Biscotti are crunchy Italian cookies that are perfect for dipping in coffee or tea. This recipe uses anis seeds and anise extract to give them a hint of licorice flavor. You can also add some almonds for extra crunch and nutrition. These biscotti can be stored in an airtight container for over a month.


  • 2 cups white sugar
  • 1 cup butter (softened)
  • 4 eggs
  • 4 ½ cups all-purpose flour
  • 4 teaspoons baking powder
  • ¾ teaspoon salt
  • ⅓ cup brandy
  • 1 ½ teaspoons anise extract
  • 1 teaspoon vanilla extract
  • 1 cup almonds
  • 2 tablespoons anise seed


  1. Preheat oven to 350°F (175°C). Grease a large baking sheet.
  2. In a large bowl, cream together the sugar and butter until light and fluffy. Add the eggs one at a time, beating well after each addition. Stir in the brandy, anise extract, and vanilla extract.
  3. In a medium bowl, whisk together the flour, baking powder, and salt. Gradually stir into the creamed mixture. Fold in the almonds and anise seed.
  4. Divide the dough into four equal parts. Shape each part into a 12-inch long log and place on the prepared baking sheet, leaving some space between them.
  5. Bake for 25 minutes or until lightly browned. Remove from the oven and let cool slightly on the baking sheet.
  6. Cut each log diagonally into ½-inch thick slices. Place the slices cut side down on the baking sheet. Bake for 10 minutes, turning once, or until crisp and golden.
  7. Cool completely on wire racks. Store in an airtight container.

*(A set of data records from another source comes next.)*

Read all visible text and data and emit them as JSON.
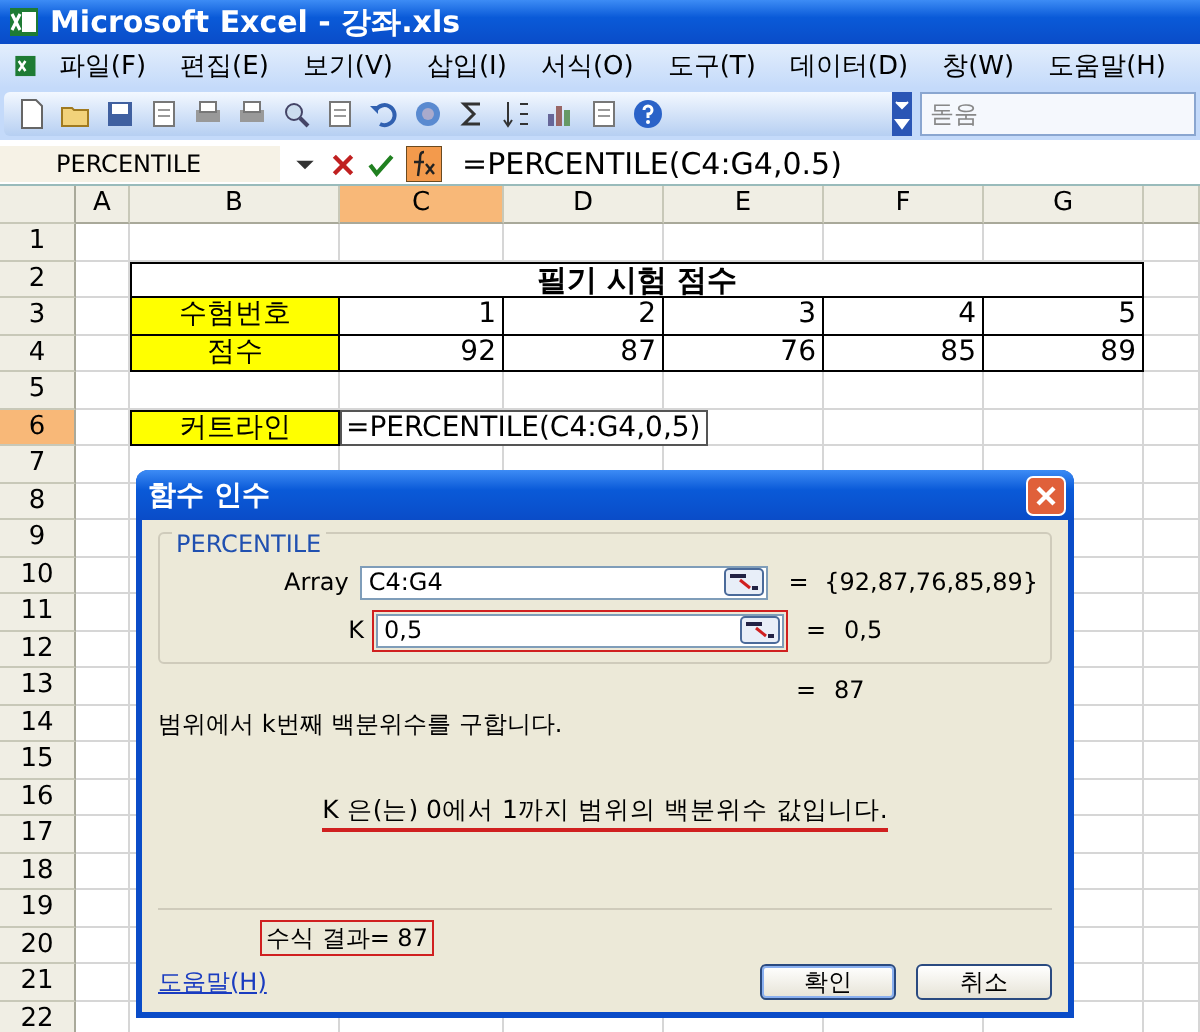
{
  "window": {
    "title": "Microsoft Excel - 강좌.xls"
  },
  "menu": {
    "items": [
      "파일(F)",
      "편집(E)",
      "보기(V)",
      "삽입(I)",
      "서식(O)",
      "도구(T)",
      "데이터(D)",
      "창(W)",
      "도움말(H)"
    ]
  },
  "toolbar": {
    "font_box": "돋움"
  },
  "formula_bar": {
    "name_box": "PERCENTILE",
    "formula": "=PERCENTILE(C4:G4,0.5)"
  },
  "sheet": {
    "columns": [
      {
        "label": "A",
        "selected": false
      },
      {
        "label": "B",
        "selected": false
      },
      {
        "label": "C",
        "selected": true
      },
      {
        "label": "D",
        "selected": false
      },
      {
        "label": "E",
        "selected": false
      },
      {
        "label": "F",
        "selected": false
      },
      {
        "label": "G",
        "selected": false
      }
    ],
    "rows": [
      {
        "label": "1",
        "selected": false
      },
      {
        "label": "2",
        "selected": false
      },
      {
        "label": "3",
        "selected": false
      },
      {
        "label": "4",
        "selected": false
      },
      {
        "label": "5",
        "selected": false
      },
      {
        "label": "6",
        "selected": true
      },
      {
        "label": "7",
        "selected": false
      },
      {
        "label": "8",
        "selected": false
      },
      {
        "label": "9",
        "selected": false
      },
      {
        "label": "10",
        "selected": false
      },
      {
        "label": "11",
        "selected": false
      },
      {
        "label": "12",
        "selected": false
      },
      {
        "label": "13",
        "selected": false
      },
      {
        "label": "14",
        "selected": false
      },
      {
        "label": "15",
        "selected": false
      },
      {
        "label": "16",
        "selected": false
      },
      {
        "label": "17",
        "selected": false
      },
      {
        "label": "18",
        "selected": false
      },
      {
        "label": "19",
        "selected": false
      },
      {
        "label": "20",
        "selected": false
      },
      {
        "label": "21",
        "selected": false
      },
      {
        "label": "22",
        "selected": false
      }
    ],
    "score_table": {
      "title": "필기 시험 점수",
      "rows": [
        {
          "label": "수험번호",
          "values": [
            "1",
            "2",
            "3",
            "4",
            "5"
          ]
        },
        {
          "label": "점수",
          "values": [
            "92",
            "87",
            "76",
            "85",
            "89"
          ]
        }
      ]
    },
    "cutoff": {
      "label": "커트라인",
      "formula": "=PERCENTILE(C4:G4,0,5)"
    }
  },
  "dialog": {
    "title": "함수 인수",
    "function_name": "PERCENTILE",
    "arguments": [
      {
        "label": "Array",
        "value": "C4:G4",
        "equals": "=",
        "result": "{92,87,76,85,89}",
        "highlighted": false
      },
      {
        "label": "K",
        "value": "0,5",
        "equals": "=",
        "result": "0,5",
        "highlighted": true
      }
    ],
    "total": {
      "equals": "=",
      "value": "87"
    },
    "description": "범위에서 k번째 백분위수를 구합니다.",
    "argument_help": {
      "text": "K 은(는) 0에서 1까지 범위의 백분위수 값입니다.",
      "highlighted": true
    },
    "formula_result": {
      "text": "수식 결과= 87",
      "highlighted": true
    },
    "help_link": "도움말(H)",
    "buttons": [
      "확인",
      "취소"
    ]
  }
}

Anise Pork with Figs and Apples

This is a savory and sweet dish that combines pork with dried figs, fresh apples, and orange juice. The fennel seeds or crushed aniseed add depth and warmth to the pork. This dish is easy to make and can be served with rice or couscous.


  • ¾ teaspoon fennel seeds (or crushed aniseed)
  • 4 ounces boneless pork loin steaks
  • Salt and freshly ground pepper
  • 1 tablespoon olive oil
  • 2 tablespoons unsalted butter
  • 2 large shallots (thinly sliced)
  • 1 large garlic clove (minced)
  • 1 cup tart apple (slices)
  • ½ cup fresh orange juice
  • 4 dried Calimyrna figs (quartered)
  • 1 tablespoon red wine vinegar



  1. In a small skillet over moderate heat, toast the fennel seeds until fragrant, about 2 minutes. Transfer to a spice grinder or mortar and grind coarsely.
  2. Sprinkle the pork with salt, pepper, and half of the fennel seeds. In a large skillet over high heat, heat the oil until shimmering. Add the pork and cook until browned on both sides, about 10 minutes total. Transfer to a plate and keep warm.
  3. In the same skillet over moderate heat, melt 1 tablespoon of butter. Add the shallots and garlic and cook until softened, about 5 minutes. Add the apple slices and cook until crisp-tender, about 5 minutes more.
  4. In a small saucepan over high heat, bring the orange juice to a boil. Add the figs and simmer until plump, about 10 minutes.